There were businessmen in the central United States who decided to take the market place closer to the Mountain Men, to try to get a jump on purchasing and trading for the best furs available, and, in the process, make a tidy, if not large profit.
In early July, 1825, fur buyers and traders traveled to extreme southwestern Wyoming, on the Green River system, to a place along a river bank called Henry’s Fork, a branch of the Green, south of what is today known as Pinedale, Wyoming, and just north of the Uinta Mountains.
According to Gary Spina, in his rich, revealing volume concerning mountain men, entitled: Mountain Man’s Field Guide to Grammar, 2006, Sourcebooks, Inc., “The Henry’s Fork Rendezvous came about because General William Ashley saw a backdoor war to profit from the fur trade. Summertime offered wide, dry prairies across which an enterprising man could roll a packtrain of supplies to the trappers who stayed year-round in the mountains. Ashley was one of the first to realize that the supply-and-buy side of the fur business could be as profitable as trapping itself. Ashley’s wagons rolled in loaded with rifles, rifle ball, powder, traps, knives, coffee, sugar, tobacco, whiskey, and mirrors, combs, and trinkets for white man and Indian alike. The wagons rolled out on the return trip loaded with furs that would bring a handsome profit in St. Louis.”
“The first rendezvous lasted only one day, but it proved a profitable day, indeed, for Ashley. The general paid the trappers an average of three dollars a pound for their furs and carted out almost four and a half tons of beaver pelts worth nearly fifty thousand dollars in St. Louis.”

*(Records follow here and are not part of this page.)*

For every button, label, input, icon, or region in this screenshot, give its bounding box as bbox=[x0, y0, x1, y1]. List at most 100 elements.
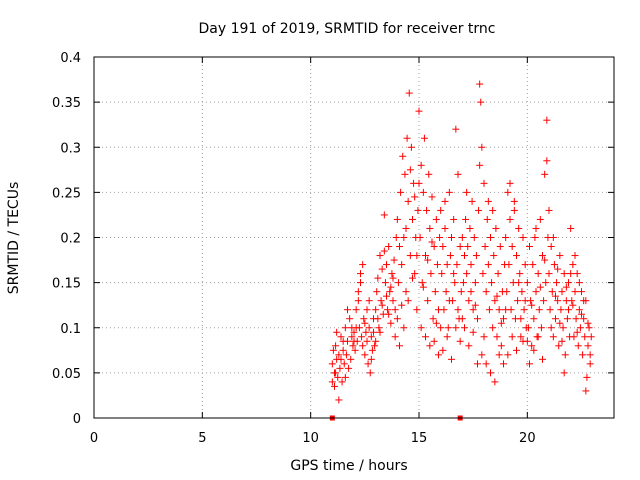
data-point bbox=[335, 396, 343, 404]
data-point bbox=[510, 197, 518, 205]
data-point bbox=[573, 270, 581, 278]
data-point bbox=[547, 324, 555, 332]
data-point bbox=[336, 364, 344, 372]
data-point bbox=[531, 234, 539, 241]
data-point bbox=[335, 351, 343, 359]
data-point bbox=[422, 252, 429, 260]
data-point bbox=[454, 306, 462, 314]
data-point bbox=[389, 274, 397, 282]
data-point bbox=[409, 274, 416, 282]
y-tick-label: 0.15 bbox=[52, 277, 81, 292]
data-point bbox=[543, 116, 551, 124]
data-point bbox=[450, 270, 458, 278]
data-point bbox=[558, 288, 566, 296]
data-point bbox=[543, 157, 551, 165]
data-point bbox=[540, 297, 548, 305]
data-point bbox=[381, 279, 389, 287]
data-points bbox=[328, 80, 595, 421]
data-point bbox=[579, 351, 587, 359]
data-point bbox=[457, 288, 465, 296]
data-point bbox=[581, 333, 589, 341]
data-point bbox=[337, 333, 345, 341]
data-point bbox=[568, 297, 576, 305]
data-point bbox=[493, 333, 501, 341]
data-point bbox=[528, 342, 536, 350]
data-point bbox=[362, 328, 370, 336]
data-point bbox=[474, 360, 481, 368]
data-point bbox=[541, 170, 549, 178]
data-point bbox=[465, 297, 473, 305]
data-point bbox=[399, 152, 407, 160]
data-point bbox=[441, 197, 449, 205]
data-point bbox=[526, 243, 533, 251]
data-point bbox=[480, 333, 488, 341]
data-point bbox=[471, 279, 479, 287]
data-point bbox=[461, 324, 468, 332]
data-point bbox=[443, 333, 451, 341]
data-point bbox=[374, 315, 382, 323]
data-point bbox=[370, 328, 377, 336]
data-point bbox=[517, 333, 525, 341]
data-point bbox=[393, 215, 401, 223]
data-point bbox=[537, 324, 545, 332]
data-point bbox=[439, 243, 447, 251]
data-point bbox=[417, 161, 425, 169]
data-point bbox=[545, 206, 553, 214]
data-point bbox=[398, 301, 406, 309]
data-point bbox=[584, 319, 592, 327]
data-point bbox=[350, 328, 358, 336]
data-point bbox=[413, 306, 421, 314]
data-point bbox=[391, 333, 399, 341]
data-point bbox=[407, 143, 415, 151]
data-point bbox=[366, 369, 374, 377]
data-point bbox=[468, 197, 476, 205]
data-point bbox=[474, 315, 481, 323]
data-point bbox=[342, 351, 350, 359]
data-point bbox=[530, 315, 538, 323]
data-point bbox=[532, 288, 540, 296]
data-point bbox=[432, 319, 440, 327]
data-point bbox=[556, 252, 564, 260]
data-point bbox=[508, 243, 516, 251]
data-point bbox=[586, 360, 594, 368]
data-point bbox=[331, 382, 338, 390]
data-point bbox=[454, 170, 462, 178]
data-point bbox=[350, 337, 358, 345]
data-point bbox=[430, 243, 438, 251]
data-point bbox=[378, 301, 386, 309]
data-point bbox=[357, 279, 364, 287]
data-point bbox=[580, 297, 588, 305]
x-tick-label: 5 bbox=[198, 431, 206, 446]
data-point bbox=[470, 234, 478, 241]
data-point bbox=[451, 279, 459, 287]
data-point bbox=[456, 337, 464, 345]
data-point bbox=[514, 297, 522, 305]
data-point bbox=[365, 297, 373, 305]
data-point bbox=[502, 306, 510, 314]
data-point bbox=[441, 224, 449, 232]
data-point bbox=[340, 360, 348, 368]
data-point bbox=[338, 378, 346, 386]
data-point bbox=[386, 288, 394, 296]
data-point bbox=[549, 234, 557, 241]
data-point bbox=[385, 310, 393, 318]
y-tick-label: 0.25 bbox=[52, 186, 81, 201]
data-point bbox=[383, 261, 390, 269]
data-point bbox=[422, 333, 429, 341]
data-point bbox=[346, 315, 354, 323]
data-point bbox=[401, 170, 409, 178]
data-point bbox=[398, 261, 406, 269]
data-point bbox=[418, 279, 426, 287]
data-point bbox=[469, 328, 477, 336]
data-point bbox=[445, 297, 453, 305]
y-tick-label: 0.3 bbox=[60, 141, 81, 156]
data-point bbox=[430, 337, 438, 345]
data-point bbox=[534, 270, 542, 278]
data-point bbox=[545, 270, 553, 278]
data-point bbox=[329, 346, 337, 354]
data-point bbox=[452, 324, 460, 332]
data-point bbox=[562, 283, 570, 291]
data-point bbox=[487, 369, 494, 377]
chart-title: Day 191 of 2019, SRMTID for receiver trn… bbox=[199, 21, 496, 37]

“The 1825 rendezvous was a church luncheon compared to subsequent rendezvous. In some ways it was the end of innocence for the mountain man. Future rendezvous were pure diversion, a celebration of camaraderie and ribald decadence. It brought together mountain men and company agents, trappers and supply wagons, scouts, Indians, Indian squaws, tobacco, whiskey, games, riotous singing and dancing, and things better left to the imagination, as well as drinking, gambling, storytelling, news-gathering and rumor-spreading, and trading and selling – knives and rifles.”
“Rendezvous separated men from their senses, their money, and sometimes from a season’s worth of plews, their best horse, and their best wife.” No self-respecting mountain man would miss a rendezvous.”
Several years ago, during a brief visit to western Wyoming, I was privileged to visit the location on the Green River where the first western Rendezvous was held in early July 1825, and to take the images above.
In a later installment, what was it like to be at a Rendezvous?
And, more adventures of Mountain Man Will Rolfe and Long Hair in the Wind.











Are you writing a book? If you are how wonderful!
First of all, I will now be inserting “lurge brown crittur” in as many conversations as possible.
Second of all, those pictures leave no doubt in my mind as to the origin of the phrase “god’s country” – the sky just goes on so long it’s hard not to believe in heaven, you know?
Gorgeous!
Thanks for the comment, Sarah. Feel free to use ‘lurge brown crittur’ whenever you want! I’ll look for it in your future posts! I have actually seen a grizzly with two cubs out in the mountains just south of Glacier Park in Montana, and they were awesome! I have hunted a couple of times up on Sleeping Indian Mountain in Jackson Hole, beautiful!!! I can’t begin to describe how much in love with that country I am! Pictorially, it’s the most beautiful country I have ever had the privilege to be in. Setting along the banks of the Snake and Hoback Rivers provides me with immense pleasure and peace. To view more of those images, you might want to check out my April post ‘Where The Heart Lingers.’ I was unable to make this into a link, sorry. Thanks for stopping by!
beautiful images, wonderful words.
i spent most of my mid adult years in colorado… i know those open areas well.
this was a pure delight.
I totally just did a double take! Whoa? We stay at the in-laws cabin every summer in Island Park, Idaho. And it’s a hop skip and a jump from Henry’s fork! In fact we were just there in July!